The FDA’s Lab-Test Power Grab
The FDA is trying to gain authority over laboratory developed tests (LDTs). It’s a bad idea. Writing in the WSJ, Brian Harrison, who served as chief of staff at the U.S. Department of Health and Human Services, 2019-2021 and Bob Charrow, who served as HHS general counsel, 2018-2021, write:
We both were involved in preparing the federal Covid-19 public-health emergency declaration. When it was signed on Jan. 31, 2020, the intent was to cut red tape and maximize regulatory flexibility to allow a nimble response to an emerging pandemic.
Unknown to us, the next day the FDA went in the opposite direction: It issued a new requirement that labs stop testing for Covid-19 and first apply for FDA authorization. At that time, LDTs were the only Covid tests the U.S. had, and many were available and ready to be used in labs around the country. But since the process for emergency-use authorization was extremely burdensome and slow—and because, as we and others in department leadership learned, it couldn’t process applications quickly—many labs stopped trying to win authorization, and some pleaded for regulatory relief so they could test.
Through this new requirement the FDA effectively outlawed all Covid-19 testing for the first month of the pandemic when detection was most critical. One test got through—the one developed by the Centers for Disease Control and Prevention—but it proved to be one of the highest-profile testing failures in history because the entire nation was relying on the test to work as designed, and it didn’t.
When we became aware of the FDA’s action, one of us (Mr. Harrison) demanded an immediate review of the agency’s legal authority to regulate these tests, and the other (Mr. Charrow) conducted the review. Based on the assessment, a determination was made by department leadership that the FDA shouldn’t be regulating LDTs.
Congress has never expressly given the FDA authority to regulate the tests. Further, in 1992 the secretary of health and human services issued a regulation stating that these tests fell under the jurisdiction of the Centers for Medicare and Medicaid Services, not the FDA. Bureaucrats at the FDA have tried to ignore this rule even though the Supreme Court in Berkovitz v. U.S. (1988) specifically admonished the agency for ignoring federal regulations.
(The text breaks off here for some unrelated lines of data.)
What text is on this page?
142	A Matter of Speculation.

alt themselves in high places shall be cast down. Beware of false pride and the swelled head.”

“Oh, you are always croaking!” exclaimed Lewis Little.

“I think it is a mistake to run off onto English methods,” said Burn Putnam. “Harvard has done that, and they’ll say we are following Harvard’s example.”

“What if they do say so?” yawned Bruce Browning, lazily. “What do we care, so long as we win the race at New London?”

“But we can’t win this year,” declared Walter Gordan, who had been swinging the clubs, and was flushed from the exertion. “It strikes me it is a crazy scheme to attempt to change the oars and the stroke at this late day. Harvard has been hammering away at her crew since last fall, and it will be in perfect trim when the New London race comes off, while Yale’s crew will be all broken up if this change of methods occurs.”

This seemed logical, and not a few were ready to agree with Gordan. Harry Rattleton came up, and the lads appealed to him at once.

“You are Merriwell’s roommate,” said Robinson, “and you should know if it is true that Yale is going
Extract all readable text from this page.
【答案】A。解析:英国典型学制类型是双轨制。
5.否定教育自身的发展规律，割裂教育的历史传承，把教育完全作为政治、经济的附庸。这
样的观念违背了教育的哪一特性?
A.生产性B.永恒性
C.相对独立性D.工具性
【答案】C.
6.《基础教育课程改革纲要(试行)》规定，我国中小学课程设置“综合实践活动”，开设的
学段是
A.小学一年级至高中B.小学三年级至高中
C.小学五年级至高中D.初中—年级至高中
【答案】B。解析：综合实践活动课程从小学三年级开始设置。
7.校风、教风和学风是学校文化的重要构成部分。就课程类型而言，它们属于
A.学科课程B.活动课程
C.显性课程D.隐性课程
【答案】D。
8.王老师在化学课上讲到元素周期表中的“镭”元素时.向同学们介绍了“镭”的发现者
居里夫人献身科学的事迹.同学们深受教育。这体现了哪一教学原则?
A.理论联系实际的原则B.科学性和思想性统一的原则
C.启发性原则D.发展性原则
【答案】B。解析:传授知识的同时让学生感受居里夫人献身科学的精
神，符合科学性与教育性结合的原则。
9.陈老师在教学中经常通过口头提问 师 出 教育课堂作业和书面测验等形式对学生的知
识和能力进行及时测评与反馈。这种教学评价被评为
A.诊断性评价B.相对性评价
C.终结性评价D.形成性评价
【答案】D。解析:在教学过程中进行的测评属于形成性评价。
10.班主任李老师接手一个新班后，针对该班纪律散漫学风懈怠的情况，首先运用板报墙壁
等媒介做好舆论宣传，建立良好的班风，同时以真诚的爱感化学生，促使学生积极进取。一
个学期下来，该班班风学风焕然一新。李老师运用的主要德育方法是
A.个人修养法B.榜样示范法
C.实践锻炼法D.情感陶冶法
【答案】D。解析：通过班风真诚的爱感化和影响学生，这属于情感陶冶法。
Loyal readers will recall that I covered this issue earlier in Clement and Tribe Predicted the FDA Catastrophe. Clement, the former US Solicitor General under George W. Bush and Tribe, a leading liberal constitutional lawyer, rejected the FDA claims of regulatory authority over laboratory developed tests on historical, statutory, and legal grounds but they also argued that letting the FDA regulate laboratory tests was a dangerous idea. In a remarkably prescient passage, Clement and Tribe (2015, p. 18) warned:
The FDA approval process is protracted and not designed for the rapid clearance of tests. Many clinical laboratories track world trends regarding infectious diseases ranging from SARS to H1N1 and Avian Influenza. In these fast-moving, life-or-death situations, awaiting the development of manufactured test kits and the completion of FDA’s clearance procedures could entail potentially catastrophic delays, with disastrous consequences for patient care.
Clement and Tribe nailed it. Catastrophic delays, with disastrous consequences for patient care is exactly what happened. Thus, Harrison and Charrow are correct, giving the FDA power over laboratory derived tests has had and will have significant costs.